Quello che accadde il 21 luglio 2001 a Genova “deve essere qualificato come tortura”, ha detto accogliendo un ricorso
La Corte europea dei diritti umani di Strasburgo ha condannato l’Italia per il comportamento tenuto dalle forze dell’ordine durante l’irruzione alla scuola Diaz nei giorni del G8 di Genova del luglio 2001. La Corte, nello specifico, ha condannato l’Italia per tortura, ha stabilito che ha una legislazione penale inadeguata perché non prevede tale reato e che non ha nemmeno delle norme in grado di prevenire in modo efficace il ripetersi di tali possibili violenze da parte della polizia. Il problema, si legge nel comunicato stampa della sentenza, è «strutturale».
La Corte europea è intervenuta dopo il ricorso presentato a Strasburgo da Arnaldo Cestaro, una delle persone presenti alla scuola Diaz il 21 luglio del 2001. Nel ricorso, «l’uomo, che all’epoca dei fatti aveva 62 anni, afferma che quella notte fu brutalmente picchiato dalle forze dell’ordine tanto da dover essere operato, e da subire ancora oggi ripercussioni per alcune delle percosse subite. Cestaro, rappresentato dall’avvocato Nicolò Paoletti, sostiene che le persone colpevoli di quanto ha subito sarebbero dovute essere punite adeguatamente ma che questo non è mai accaduto perché le leggi italiane non prevedono il reato di tortura o reati altrettanto gravi». I giudici della Corte europea dei diritti umani gli hanno dato ragione.
I giudici hanno infatti dichiarato all’unanimità che è stato violato l’articolo 3 della Convenzione europea dei diritti umani, che dice:
«Nessuno può essere sottoposto a tortura né a pene o trattamenti inumani o degradanti».
Le azioni della polizia nella notte tra il 21 e il 22 luglio del 2001 hanno avuto «finalità punitive» e sono state una vera e propria «rappresaglia, per provocare l’umiliazione e la sofferenza fisica e morale delle vittime». Pertanto, secondo la Corte, possono essere descritte come «tortura». Cestaro è stato aggredito dagli agenti «senza che vi fosse un nesso di causalità tra la sua condotta e l’uso della forza da parte della polizia al momento dell’intervento». I trattamenti che ha subito, inoltre, «sono stati inflitti in modo completamente gratuito» e non erano «proporzionati» al raggiungimento dell’obiettivo, quello della perquisizione.
Per quanto riguarda l’inchiesta, la Corte ha rilevato che gli agenti di polizia che hanno aggredito Cestaro non sono mai stati identificati, non sono stati indagati e sono dunque rimasti impuniti.
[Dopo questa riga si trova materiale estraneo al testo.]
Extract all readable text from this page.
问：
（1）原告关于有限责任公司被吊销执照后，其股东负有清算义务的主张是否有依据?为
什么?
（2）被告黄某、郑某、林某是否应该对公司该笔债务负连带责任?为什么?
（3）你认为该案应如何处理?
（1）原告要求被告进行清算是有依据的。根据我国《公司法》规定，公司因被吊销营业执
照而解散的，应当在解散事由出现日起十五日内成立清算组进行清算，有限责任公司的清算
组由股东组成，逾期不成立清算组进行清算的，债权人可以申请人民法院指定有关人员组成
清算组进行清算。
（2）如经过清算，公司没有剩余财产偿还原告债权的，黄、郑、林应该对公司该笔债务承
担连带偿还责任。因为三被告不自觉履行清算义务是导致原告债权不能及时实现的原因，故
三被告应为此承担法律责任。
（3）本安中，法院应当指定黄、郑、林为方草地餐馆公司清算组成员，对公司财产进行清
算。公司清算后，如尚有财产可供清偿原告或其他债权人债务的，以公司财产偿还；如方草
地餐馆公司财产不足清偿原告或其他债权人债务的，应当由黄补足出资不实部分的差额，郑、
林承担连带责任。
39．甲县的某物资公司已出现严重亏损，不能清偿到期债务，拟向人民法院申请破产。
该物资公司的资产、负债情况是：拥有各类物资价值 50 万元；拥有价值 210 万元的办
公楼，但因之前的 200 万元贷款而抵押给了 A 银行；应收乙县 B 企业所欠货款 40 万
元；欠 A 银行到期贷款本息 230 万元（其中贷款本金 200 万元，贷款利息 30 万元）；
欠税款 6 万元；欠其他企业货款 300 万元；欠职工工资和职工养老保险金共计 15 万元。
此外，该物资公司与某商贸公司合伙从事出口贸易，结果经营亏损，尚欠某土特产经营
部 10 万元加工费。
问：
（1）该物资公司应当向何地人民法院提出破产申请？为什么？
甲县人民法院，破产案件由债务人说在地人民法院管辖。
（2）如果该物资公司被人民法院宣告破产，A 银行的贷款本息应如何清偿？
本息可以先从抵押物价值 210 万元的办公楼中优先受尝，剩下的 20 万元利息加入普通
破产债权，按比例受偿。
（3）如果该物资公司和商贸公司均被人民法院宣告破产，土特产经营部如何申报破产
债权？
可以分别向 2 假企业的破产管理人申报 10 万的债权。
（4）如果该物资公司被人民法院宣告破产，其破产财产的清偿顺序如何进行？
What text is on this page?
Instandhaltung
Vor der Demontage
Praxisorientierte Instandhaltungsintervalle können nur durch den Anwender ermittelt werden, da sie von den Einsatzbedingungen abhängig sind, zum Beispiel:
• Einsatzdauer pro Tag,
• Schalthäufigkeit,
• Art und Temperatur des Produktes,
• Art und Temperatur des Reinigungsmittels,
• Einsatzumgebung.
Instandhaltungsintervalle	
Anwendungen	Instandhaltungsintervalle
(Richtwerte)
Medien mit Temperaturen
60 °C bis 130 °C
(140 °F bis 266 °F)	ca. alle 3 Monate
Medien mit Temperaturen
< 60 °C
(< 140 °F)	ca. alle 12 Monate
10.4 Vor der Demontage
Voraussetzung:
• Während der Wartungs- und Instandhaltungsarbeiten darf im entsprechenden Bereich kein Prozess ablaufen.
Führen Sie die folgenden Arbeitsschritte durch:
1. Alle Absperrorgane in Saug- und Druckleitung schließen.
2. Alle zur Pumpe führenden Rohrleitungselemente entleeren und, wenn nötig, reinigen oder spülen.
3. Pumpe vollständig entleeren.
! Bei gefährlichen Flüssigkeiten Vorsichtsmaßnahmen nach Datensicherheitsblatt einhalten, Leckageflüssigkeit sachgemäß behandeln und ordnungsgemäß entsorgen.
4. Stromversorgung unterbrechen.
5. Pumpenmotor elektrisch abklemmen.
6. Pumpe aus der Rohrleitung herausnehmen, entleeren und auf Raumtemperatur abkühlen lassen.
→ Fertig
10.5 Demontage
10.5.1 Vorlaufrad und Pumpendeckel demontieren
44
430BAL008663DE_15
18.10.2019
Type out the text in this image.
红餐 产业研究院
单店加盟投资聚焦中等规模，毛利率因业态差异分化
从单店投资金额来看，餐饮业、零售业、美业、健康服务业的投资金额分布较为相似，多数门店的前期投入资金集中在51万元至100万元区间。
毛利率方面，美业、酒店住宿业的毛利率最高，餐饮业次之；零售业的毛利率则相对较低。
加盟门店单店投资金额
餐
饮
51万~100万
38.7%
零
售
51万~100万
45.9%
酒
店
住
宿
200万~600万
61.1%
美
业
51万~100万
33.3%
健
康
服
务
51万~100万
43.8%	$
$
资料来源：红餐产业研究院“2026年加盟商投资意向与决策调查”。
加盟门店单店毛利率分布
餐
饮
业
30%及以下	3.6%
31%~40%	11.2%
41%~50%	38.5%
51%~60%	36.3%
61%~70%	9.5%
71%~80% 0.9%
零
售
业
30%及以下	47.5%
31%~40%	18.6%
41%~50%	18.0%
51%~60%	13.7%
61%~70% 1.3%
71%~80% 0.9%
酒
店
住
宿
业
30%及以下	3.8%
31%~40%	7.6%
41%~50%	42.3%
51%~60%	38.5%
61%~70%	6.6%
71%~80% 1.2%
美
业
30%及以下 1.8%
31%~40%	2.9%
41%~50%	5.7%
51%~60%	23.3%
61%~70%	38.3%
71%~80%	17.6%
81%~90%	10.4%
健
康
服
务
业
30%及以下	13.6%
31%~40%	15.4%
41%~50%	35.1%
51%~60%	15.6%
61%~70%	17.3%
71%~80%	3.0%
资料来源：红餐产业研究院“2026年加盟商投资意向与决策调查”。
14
E questo a causa di alcune difficoltà oggettive ma anche per la mancanza di cooperazione dimostrata dalla polizia italiana. Tutto questo, si dice ancora, non dipende da una negligenza in particolare, ma dal fatto che la legislazione italiana è inadeguata e ha, in questo senso, «un problema strutturale». La Corte ha invitato quindi l’Italia a «dotarsi di strumenti giuridici in grado di punire adeguatamente i responsabili di atti di tortura o altri maltrattamenti impedendo loro di beneficiare di misure in contraddizione con la giurisprudenza della Corte» stessa. Lo stato italiano dovrà versare a Cestaro, per il danno morale subito, 45 mila euro.